New Zealand Prime Minister Jacinda Ardern and her partner Clarke Gayford have revealed the name of their baby girl, who was born Thursday.
Ardern is the first world leader in nearly 30 years to have a child while in office.
Emerging from Auckland City Hospital with their sleeping baby Sunday morning local time (Saturday evening ET), Ardern and Gayford told waiting media they had named her Neve Te Aroha Ardern Gayford.
“Neve” (pronounced like leave) means radiant, light or snow and “Te Aroha” (TAY AH-row-ha) means love and is also the name of the mountain and town near where Ardern lived as a child.
The baby will be known as Neve Gayford for short.
Ardern said like many parents she and Gayford had struggled to settle on a name before the birth and had a shortlist prepared.
“We wanted to wait until the baby arrived to really see which one felt like it worked, we chose Neve because we just liked it and when we met her we thought she looked she suited the name,” the Prime Minister said. “Also, it means – in various forms – it means bright and radiant, and snow which seemed like a good combination for Matariki (the Maori New Year) and for solstice.”
However the couple chose “Te Aroha” quite quickly, as it reflected the love their baby had been shown before her birth, she said.
“All of the names that were gifted along the way, I thought how do I reflect the generosity, particularly from all the iwi (Maori tribes) who gifted us names and Te Aroha seemed to me to be a way we could show that love and generosity,” Ardern explained.
“It’s also the place where all my family are from as well as a place name and I grew up under that mountain.”
Ardern said the family was doing well – but, as is common with new parents the world over, were sleep-deprived.
Gayford said he would never forget the look on Ardern’s face when she held their baby.
“She looked absolutely stunned and just very, very happy.”
Ardern is taking six weeks parental leave before Gayford – who hosts a fishing documentary series – takes on the role of stay-at-home dad.
Tweeting her congratulations to Ardern and Gayford earlier in the week, former NZ Prime Minister Helen Clark said their parenting arrangements were gender-equality in action. “This is 21st C NZ,” Clark said “#ProudKiwi”.
Addressing media Sunday, Ardern acknowledged the situation was viewed as somewhat novel but that she hoped one day it would be generally accepted that men and women could make such choices.
“Clark’s been as much of a role model here as I am and that’s been something that I’ve heard a lot of people talk about, too – and it’s true.
“So I hope for little girls and boys that there’s a future where they can make choices about how they raise their family and what kind of career they have, that are just based on what they want and what makes them happy,” she said.
Ardern also posted a video on her Facebook account Sunday, thanking hospital staff and well-wishers, showing her room in the maternity ward and introducing Neve.
She also got in a dig at Gayford for his thrift-shop “Dad cardie,” saying it had “just been waiting for this moment.” Gayford sported the cardigan during their official press conference.
Mac ‘n cheese
Ardern announced Neve’s birth on her official Instagram account Thursday, saying the baby arrived at 4.45 pm local time, weighing 3.31 kilograms (7.3 pounds).
“Thank you so much for your best wishes and your kindness.
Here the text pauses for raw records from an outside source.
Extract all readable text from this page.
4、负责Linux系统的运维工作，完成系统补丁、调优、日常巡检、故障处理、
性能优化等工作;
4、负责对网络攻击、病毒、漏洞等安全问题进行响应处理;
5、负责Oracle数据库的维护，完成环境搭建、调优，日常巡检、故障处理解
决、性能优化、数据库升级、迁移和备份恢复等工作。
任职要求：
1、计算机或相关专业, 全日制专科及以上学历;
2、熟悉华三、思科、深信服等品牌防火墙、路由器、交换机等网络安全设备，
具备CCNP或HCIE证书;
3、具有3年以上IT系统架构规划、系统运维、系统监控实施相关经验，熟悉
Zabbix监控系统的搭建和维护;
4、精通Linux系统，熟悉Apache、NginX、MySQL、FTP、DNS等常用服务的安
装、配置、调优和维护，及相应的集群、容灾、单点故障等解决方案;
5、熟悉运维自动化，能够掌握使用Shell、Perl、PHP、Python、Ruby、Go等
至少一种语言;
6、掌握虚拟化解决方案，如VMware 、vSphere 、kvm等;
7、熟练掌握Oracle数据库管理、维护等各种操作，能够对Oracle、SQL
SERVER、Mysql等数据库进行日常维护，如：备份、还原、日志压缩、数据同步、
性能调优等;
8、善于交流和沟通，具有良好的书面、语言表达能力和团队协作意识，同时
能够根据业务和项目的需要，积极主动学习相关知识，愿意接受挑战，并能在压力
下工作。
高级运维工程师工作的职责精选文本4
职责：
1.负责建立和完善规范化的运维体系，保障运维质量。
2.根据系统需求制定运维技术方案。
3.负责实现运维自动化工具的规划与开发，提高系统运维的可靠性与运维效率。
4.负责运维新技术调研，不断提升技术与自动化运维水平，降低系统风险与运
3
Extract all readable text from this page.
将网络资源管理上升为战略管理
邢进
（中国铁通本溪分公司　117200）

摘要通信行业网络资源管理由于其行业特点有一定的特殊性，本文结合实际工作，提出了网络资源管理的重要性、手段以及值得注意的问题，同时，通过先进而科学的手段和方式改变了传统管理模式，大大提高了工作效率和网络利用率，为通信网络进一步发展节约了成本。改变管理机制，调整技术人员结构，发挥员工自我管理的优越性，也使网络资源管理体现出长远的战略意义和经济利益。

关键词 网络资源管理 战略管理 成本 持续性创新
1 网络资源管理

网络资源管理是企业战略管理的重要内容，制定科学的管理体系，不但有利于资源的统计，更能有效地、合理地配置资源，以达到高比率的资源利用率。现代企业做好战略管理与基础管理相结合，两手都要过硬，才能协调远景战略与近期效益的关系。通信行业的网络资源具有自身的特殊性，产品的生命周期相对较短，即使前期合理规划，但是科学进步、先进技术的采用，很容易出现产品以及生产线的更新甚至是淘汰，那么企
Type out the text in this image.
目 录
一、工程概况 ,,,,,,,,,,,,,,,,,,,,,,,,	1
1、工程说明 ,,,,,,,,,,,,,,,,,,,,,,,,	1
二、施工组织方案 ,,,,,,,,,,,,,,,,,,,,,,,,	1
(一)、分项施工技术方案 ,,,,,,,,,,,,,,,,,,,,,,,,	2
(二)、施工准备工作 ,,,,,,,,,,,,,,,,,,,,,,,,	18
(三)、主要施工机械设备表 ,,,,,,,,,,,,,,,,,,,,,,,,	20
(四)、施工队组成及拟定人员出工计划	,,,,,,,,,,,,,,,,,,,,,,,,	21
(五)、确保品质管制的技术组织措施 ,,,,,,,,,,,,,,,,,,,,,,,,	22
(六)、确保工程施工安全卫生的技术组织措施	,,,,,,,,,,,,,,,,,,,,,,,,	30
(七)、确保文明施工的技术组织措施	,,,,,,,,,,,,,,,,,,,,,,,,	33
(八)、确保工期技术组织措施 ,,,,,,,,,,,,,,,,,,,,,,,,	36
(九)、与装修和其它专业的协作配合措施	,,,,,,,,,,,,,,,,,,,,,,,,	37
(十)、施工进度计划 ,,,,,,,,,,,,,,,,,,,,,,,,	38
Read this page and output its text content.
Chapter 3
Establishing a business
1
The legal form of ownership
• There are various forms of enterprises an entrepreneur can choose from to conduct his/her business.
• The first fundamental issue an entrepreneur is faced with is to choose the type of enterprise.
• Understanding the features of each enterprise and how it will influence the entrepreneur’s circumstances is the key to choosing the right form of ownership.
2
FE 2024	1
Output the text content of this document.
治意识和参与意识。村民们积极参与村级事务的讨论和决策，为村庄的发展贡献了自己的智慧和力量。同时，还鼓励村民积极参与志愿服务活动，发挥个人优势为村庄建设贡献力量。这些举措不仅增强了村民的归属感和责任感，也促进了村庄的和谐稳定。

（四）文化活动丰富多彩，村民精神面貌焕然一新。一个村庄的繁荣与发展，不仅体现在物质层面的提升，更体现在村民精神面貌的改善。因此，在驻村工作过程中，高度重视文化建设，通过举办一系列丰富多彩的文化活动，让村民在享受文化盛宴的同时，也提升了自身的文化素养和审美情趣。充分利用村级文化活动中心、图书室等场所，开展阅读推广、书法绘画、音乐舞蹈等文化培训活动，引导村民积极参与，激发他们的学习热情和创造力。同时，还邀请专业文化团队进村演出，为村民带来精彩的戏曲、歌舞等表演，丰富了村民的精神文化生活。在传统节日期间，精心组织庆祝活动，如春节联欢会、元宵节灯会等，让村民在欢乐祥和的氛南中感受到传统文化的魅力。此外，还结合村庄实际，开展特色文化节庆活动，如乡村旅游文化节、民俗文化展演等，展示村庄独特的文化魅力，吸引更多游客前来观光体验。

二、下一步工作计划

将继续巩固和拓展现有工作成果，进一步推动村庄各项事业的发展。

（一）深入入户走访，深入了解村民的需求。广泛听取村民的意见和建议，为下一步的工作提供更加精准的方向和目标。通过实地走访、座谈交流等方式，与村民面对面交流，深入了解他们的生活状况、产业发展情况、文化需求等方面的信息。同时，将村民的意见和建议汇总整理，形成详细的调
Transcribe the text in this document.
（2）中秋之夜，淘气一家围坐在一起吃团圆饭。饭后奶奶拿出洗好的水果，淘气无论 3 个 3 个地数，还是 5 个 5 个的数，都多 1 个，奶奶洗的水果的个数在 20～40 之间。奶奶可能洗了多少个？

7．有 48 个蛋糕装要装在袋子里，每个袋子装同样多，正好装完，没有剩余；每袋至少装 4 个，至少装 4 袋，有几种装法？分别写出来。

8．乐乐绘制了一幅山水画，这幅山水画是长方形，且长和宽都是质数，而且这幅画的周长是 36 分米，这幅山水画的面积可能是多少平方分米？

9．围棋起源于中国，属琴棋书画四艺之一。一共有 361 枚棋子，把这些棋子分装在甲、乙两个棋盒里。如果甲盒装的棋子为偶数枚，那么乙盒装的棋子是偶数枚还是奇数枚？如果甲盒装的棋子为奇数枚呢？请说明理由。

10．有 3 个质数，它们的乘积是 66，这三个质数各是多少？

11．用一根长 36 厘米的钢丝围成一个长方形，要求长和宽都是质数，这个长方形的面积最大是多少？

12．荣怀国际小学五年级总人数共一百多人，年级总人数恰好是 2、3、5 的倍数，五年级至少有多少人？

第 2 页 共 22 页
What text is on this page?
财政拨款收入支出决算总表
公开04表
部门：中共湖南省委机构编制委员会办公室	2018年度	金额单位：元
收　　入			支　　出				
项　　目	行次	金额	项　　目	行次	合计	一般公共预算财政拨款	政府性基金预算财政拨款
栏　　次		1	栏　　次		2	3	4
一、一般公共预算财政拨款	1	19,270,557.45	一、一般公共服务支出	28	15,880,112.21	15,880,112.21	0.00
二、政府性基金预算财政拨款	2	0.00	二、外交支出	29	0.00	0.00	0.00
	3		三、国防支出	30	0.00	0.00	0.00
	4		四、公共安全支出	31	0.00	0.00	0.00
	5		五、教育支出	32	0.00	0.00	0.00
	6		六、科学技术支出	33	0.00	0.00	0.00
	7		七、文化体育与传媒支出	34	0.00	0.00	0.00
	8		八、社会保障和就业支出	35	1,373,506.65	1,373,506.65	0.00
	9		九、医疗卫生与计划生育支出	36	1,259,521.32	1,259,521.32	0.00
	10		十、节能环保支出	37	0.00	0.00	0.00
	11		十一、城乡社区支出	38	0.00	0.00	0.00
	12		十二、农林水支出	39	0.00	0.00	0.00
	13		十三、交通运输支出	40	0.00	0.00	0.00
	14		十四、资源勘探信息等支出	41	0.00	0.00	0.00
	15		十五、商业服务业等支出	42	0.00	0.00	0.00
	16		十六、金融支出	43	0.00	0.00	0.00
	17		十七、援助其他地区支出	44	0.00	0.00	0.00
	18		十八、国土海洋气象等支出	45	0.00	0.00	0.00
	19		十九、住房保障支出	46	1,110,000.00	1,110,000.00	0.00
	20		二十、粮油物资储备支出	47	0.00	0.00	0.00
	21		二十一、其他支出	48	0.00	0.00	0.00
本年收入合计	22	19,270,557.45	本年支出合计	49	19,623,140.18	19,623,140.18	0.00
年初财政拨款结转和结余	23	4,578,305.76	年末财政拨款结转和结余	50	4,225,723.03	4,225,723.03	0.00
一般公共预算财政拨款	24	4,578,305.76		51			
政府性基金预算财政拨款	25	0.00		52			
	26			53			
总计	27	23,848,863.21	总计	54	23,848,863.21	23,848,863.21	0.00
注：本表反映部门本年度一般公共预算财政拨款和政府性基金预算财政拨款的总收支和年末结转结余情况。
We’re all doing really well thanks to the wonderful team at Auckland City Hospital,” she said in her post.
A later post thanked her midwife for providing her with a meal of macaroni and cheese.
Ardern became her party’s youngest leader and New Zealand’s youngest in 150 years after defeating former Prime Minister Bill English in last October’s election. It marked the first victory for the Labour Party in nine years. She led the group for three months before being elected Prime Minister.
Deputy Prime Minister Winston Peters is filling in for Ardern while she is on parental leave.